In Whisper, it’s the Carney family’s determination to cling to their image as Mayo’s “iron men” which brings a senseless death to the family’s youngest boy. The remaining brothers are desperate to believe their bullying father’s Falstaff-like boasts of driving three assailants off single-handed because, without lies like that, their own pride would crumble too. Mush, the gang’s hanger-on, is tolerated only for the doggerel verses he composes to hymn the brothers’ famous victories: “I knew a great big noble man / His name was Iggy Carney…”

Even in Famine, the magistrate we see discussing proposals with the local relief committee is wary of what happens when words become a substitute for action and myth replaces hard reality. “I did receive that pile of government pamphlets and I have examined them,” he tells his colleagues. “But they are totally inconsequential since we can’t eat them.”

You can’t eat books: that could be Michael’s friend in Conversations talking, and it’s surely no coincidence that Murphy gave that disillusioned poet his own first name. Both Toms are deep in love with language, but painfully aware that the Irish often weave it into a comforting and self-deceptive veil. “You all love speeches,” Tom spits in the first play, and we know he’s chiding himself too. “Rhetoric, crap. Speeches!”

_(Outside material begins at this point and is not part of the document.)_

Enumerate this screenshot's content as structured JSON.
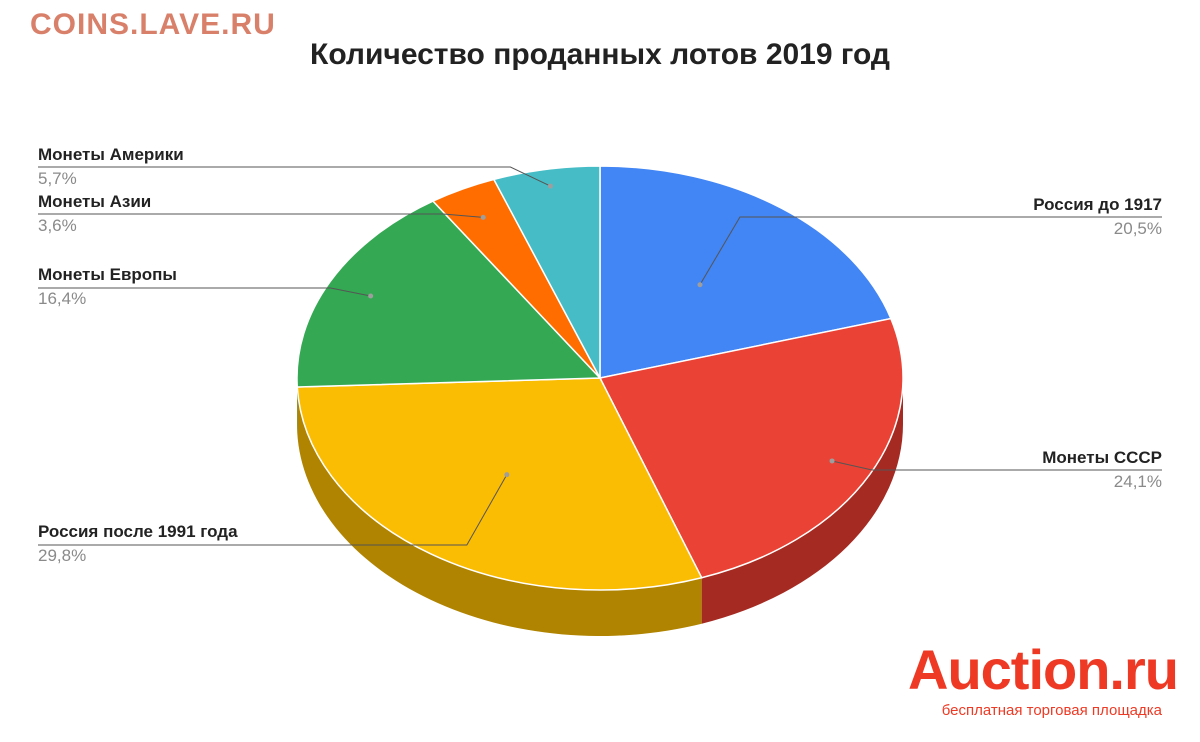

DruidMurphy’s production of these three plays uses the same company of 17 actors throughout. The two names I’d single out from a uniformly strong cast are Garrett Lombard (as Tom/Hugo/Malachy) and Aaron Monaghan (as Liam/Harry/Mickaleen). There’s little for the women to do but suffer in any of the plays, but Eileen Walsh makes the most of both Peggy’s comic turn in Conversations and Betty’s more pivotal role in Whisper. Garry Hynes’ direction throughout is sharp, effective and fast-moving.

Although the plays were written as far apart as 1961 and 1985, with no thought of forming a trilogy, links do appear between them when viewed in a single day. The policeman’s rifle which Malachy O’Leary steals in Famine, for example, is echoed 120 years later by Junior’s plans to “lay our hands on a few guns” in Conversations. When Famine’s Dan O’Dea makes passing mention of a family called Carney, it’s impossible not to imagine them as the ancestors of the Coventry thugs we met in Whisper.

The first two plays are both powerful and funny. Famine occasionally feels more like a playwright laying his research out on the stage rather than a truly involving drama, but it’s undeniably got its heart in the right place. For me, it was most effective when it focussed sharply on a single pair of characters, such as the O’Leary brothers or the two hapless policemen who Malachy O’Leary kills. The police are given only a page of dialogue between them, but in Murphy’s hands even that is enough to make us feel their deaths.